Pride goes before destruction and haughtiness before a fall. (Proverbs 16:18 NLT) 

The spirit of pride runs rampant in our churches today. It seems as though the bigger our worship facilities get, the more prideful we get. We equate God’s goodness and favor with the impressive buildings we build to stroke the egos of our pastor and the surrounding communities. Don’t get me wrong – I enjoy seeing impressive structures (just like everybody else). My problem, however, is that we use these buildings to further inoculate us from the troubles and struggles of our fellow man – you know, the world that we’re supposed to be evangelizing to.  

Once the new building is built and dedicated (and the usual big-named bishop or apostle pays a visit to put their seal of approval on it), the pastor now ties his legacy to the new building. “Look at what God did for us” he thunders. “As God’s mouthpiece, He’s going to use me to speak to the nations from this Holy place” he says, “this will be a place of healing and deliverance…many will flock to us and say ‘what must I do to be saved’”.  

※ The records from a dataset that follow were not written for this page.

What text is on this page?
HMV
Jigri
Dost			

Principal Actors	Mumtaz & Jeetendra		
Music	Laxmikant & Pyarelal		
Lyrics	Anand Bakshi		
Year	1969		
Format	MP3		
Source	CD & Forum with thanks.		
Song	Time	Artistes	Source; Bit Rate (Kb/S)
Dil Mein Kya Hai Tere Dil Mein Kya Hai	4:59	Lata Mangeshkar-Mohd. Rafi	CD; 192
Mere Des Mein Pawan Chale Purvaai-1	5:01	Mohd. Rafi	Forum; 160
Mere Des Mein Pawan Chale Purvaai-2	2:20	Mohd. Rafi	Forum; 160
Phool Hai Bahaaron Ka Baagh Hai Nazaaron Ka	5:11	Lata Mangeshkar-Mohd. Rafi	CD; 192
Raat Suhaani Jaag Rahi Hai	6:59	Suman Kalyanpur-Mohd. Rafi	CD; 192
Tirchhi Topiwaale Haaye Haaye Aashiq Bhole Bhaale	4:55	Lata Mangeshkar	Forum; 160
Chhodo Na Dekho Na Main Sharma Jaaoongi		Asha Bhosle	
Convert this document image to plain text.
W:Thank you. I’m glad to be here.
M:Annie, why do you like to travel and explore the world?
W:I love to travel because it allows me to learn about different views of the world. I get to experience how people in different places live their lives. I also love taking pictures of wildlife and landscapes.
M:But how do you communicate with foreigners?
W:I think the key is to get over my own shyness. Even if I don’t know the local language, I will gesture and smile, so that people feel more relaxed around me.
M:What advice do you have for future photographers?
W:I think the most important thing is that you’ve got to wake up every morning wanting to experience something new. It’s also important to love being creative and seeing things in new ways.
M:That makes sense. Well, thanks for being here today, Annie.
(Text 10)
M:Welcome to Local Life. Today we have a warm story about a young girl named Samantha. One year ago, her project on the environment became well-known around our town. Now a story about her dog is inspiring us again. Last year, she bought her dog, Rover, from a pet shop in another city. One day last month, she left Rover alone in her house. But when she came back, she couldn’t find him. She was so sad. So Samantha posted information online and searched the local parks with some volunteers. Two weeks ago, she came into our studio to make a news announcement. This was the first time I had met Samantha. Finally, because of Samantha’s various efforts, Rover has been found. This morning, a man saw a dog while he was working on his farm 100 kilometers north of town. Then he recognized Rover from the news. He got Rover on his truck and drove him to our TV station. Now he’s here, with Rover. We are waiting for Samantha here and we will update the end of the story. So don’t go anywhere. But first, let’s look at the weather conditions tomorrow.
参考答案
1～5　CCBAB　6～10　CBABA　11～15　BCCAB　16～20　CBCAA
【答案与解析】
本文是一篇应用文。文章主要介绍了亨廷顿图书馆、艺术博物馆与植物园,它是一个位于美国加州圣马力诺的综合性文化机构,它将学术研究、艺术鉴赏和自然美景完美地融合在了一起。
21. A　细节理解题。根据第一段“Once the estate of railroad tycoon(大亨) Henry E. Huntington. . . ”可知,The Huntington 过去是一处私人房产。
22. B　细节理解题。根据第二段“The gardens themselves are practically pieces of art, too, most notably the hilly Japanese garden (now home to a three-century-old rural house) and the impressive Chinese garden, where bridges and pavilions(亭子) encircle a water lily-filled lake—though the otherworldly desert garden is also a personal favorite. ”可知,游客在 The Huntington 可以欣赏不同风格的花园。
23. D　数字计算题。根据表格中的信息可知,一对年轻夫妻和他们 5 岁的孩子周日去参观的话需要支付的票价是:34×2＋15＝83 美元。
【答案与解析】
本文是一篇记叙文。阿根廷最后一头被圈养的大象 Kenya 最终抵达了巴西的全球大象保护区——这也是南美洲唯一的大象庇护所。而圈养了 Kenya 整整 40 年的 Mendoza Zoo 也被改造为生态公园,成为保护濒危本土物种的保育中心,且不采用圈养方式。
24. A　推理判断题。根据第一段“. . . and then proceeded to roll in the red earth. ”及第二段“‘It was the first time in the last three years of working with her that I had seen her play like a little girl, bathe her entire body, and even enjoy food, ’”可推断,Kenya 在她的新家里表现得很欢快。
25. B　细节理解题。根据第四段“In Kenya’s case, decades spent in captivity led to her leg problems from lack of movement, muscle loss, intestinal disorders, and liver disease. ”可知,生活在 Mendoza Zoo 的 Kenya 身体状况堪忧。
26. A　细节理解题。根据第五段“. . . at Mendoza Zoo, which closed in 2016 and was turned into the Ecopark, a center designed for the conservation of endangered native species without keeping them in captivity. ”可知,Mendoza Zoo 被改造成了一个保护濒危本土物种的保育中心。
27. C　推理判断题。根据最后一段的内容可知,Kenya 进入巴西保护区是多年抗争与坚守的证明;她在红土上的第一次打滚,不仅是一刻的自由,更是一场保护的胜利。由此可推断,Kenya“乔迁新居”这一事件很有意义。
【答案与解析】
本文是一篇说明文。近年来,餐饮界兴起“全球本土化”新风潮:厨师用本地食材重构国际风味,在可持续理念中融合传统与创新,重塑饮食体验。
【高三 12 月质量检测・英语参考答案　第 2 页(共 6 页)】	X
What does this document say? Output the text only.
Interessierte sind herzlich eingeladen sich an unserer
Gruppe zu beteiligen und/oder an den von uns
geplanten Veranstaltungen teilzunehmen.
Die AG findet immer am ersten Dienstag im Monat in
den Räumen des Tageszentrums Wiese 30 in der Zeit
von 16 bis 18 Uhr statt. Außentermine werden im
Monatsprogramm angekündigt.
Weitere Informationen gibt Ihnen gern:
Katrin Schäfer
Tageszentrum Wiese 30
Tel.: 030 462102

Now, pride has taken the focus off of God and placed it on the pastor, and subsequently the members who want to “walk in the pastors anointing”. Sinners couldn’t be saved coming to our old storefront church (or any other assembly in the city). No, God has designated us and this new multi-million dollar facility as His exclusive “drop off station for lost souls”. Oh, and please take your children to “children’s church” or sit them quietly in the back of the church because we don’t want them to “disturb the spirit of pride the service”. 

As born again believers, we must do our best to combat this spirit of pride – especially since we’d be condemned to hell if it weren’t for the saving grace of Jesus Christ’s sacrifice on the cross. That assurance does separate us from the non-believer, but we don’t have the right to ensconce ourselves in religious towers, and pretend as though God is only operating through us. Elijah was an awesome prophet of God, but he wasn’t God’s only prophet. When Elijah had destroyed the prophets of Baal on Mount Carmel (a moment of well deserved pride), and fled fearing Jezebel’s retribution, he cried out to the Lord for help because he thought that he was the only prophet left (read 1 Kings 18 and 1 Kings 19 for context).  

Elijah had just killed over 450 false prophets, and called down rain on a land that was deeply immersed in famine, yet he found himself running from an evil woman and hiding for fear of being found out. In anger, he summoned God:

And a voice said, “What are you doing here, Elijah?” 14 He replied again, “I have zealously served the Lord God Almighty. But the people of Israel have broken their covenant with you, torn down your altars, and killed every one of your prophets. I am the only one left, and now they are trying to kill me, too.”

Essentially, Elijah’s pride (at least the little that he had left) caused him to questions God’s allegiance to him and his work on God’s behalf. But God quickly corrected him by pointing out: 

Yet I will preserve 7,000 others in Israel who have never bowed down to Baal or kissed him! (1 Kings 19:18 NLT) 

In other words, God let Elijah know that His justice didn’t begin and end at the hands of Elijah. We’re guilty of operating in that same spirit of pride when we think that God is beholden to us because of the work that we do in His name. We were saved by grace (Ephesians 2:8 NLT), and grace alone.  

God wants us to operate in a spirit of humility with one another (1 Peter 5:5 NLT), so don’t let that prideful spirit taint your relationship with God or your fellow man.